Hierarchical clustering
You get a tree called dendrogram
- Performance measuring if clusters consists of 2 element
- Dunn’s index
- Similarity within each cluster (should be high)
- Within sum of squares
- Diameter
- Similarity between clusters (should be low)
- Between cluster sum of sqauares (BSS)
- Intercluster distance
- Similarity within each cluster (should be high)
- Toy story: (0, 0, 0, 0, 1, 1, 0, 1, 0, 1, 0, 1, 1, 1, 1, 0, 0, 0)
- Batman : (0, 1, 1, 0, 0, 1, 0, 1, 1, 1, 1, 0, 0, 0, 0, 1, 1, 0)
- euclidean distance: sqrt((0-0)^2 + (0-1)^2 + (0-1)^2…)
- Other popular distance metrics:
- Manhattan Distance: sum of absolute values instead of squares
- Maximum Coordinate Distance: only consider measurement for which data points devite the most
- Distance between clusters:
- Minimum Distance: distance between clusters = dist between points that are closest
- Maximum Distance: distance between clusters = dist between points that are the farthest
- Centroid Distance: dist between centroids (center, average) of clusters
Must Normalize data in clustering.

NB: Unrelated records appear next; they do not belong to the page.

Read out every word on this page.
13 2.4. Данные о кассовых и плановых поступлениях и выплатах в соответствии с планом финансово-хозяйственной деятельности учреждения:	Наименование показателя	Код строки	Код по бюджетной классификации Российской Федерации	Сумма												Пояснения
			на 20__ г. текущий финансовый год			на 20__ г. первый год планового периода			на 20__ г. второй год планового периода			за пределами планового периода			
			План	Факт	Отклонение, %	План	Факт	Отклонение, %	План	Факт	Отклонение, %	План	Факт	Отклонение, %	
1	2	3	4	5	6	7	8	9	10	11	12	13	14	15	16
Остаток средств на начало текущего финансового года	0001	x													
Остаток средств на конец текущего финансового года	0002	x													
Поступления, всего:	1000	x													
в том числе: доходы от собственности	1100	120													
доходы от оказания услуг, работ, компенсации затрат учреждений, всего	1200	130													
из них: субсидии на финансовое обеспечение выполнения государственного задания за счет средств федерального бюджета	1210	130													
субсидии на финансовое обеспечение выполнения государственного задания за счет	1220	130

Otherwise the variables with higher values like revenue doesn’t dominate the model, compared to other lower values like years.
R:
distances = dist(movies[2:20], method = “euclidean”)
- method = ward.D cares about distances between clusters using centroind dist and also variance in each of the clusters
- method = “euclidean”
clusterMovies = hclust(distances, method = “ward.D”)
plot(clusterMovies)
abline(h=120, col = “blue”)
abline(h=60, col = “blue”)
abline(h=52, col = “blue”)
clusterGroups = cutree(clusterMovies, k = 10)
tapply(movies$Action, clusterGroups, mean)
tapply(movies$Romance, clusterGroups, mean)
colMeans(subset(movies[2:20], clusterGroups == 1))
colMeans(subset(movies[2:20], clusterGroups == 2))
subset(movies, Title==”Men in Black (1997)”)
clusterGroups[257]
cluster2 = subset(movies, clusterGroups==2)
cluster2$Title[1:20]
spl = split(movies[2:20], clusterGroups)
spl[[1]] #is the same as subset(movies[2:20], clusterGroups == 1)
colMeans(spl[[1]]) #will output the centroid of cluster 1.
#But an even easier approach uses the lapply function. The following command
#will output the cluster centroids for all clusters:
lapply(spl, colMeans)
#The lapply function runs the second argument (colMeans) on each element of
#the first argument (each cluster subset in spl). So instead of using 19 tapply
#commands, or 10 colMeans commands, we can output our centroids with just two
#commands: one to define spl, and then the lapply command.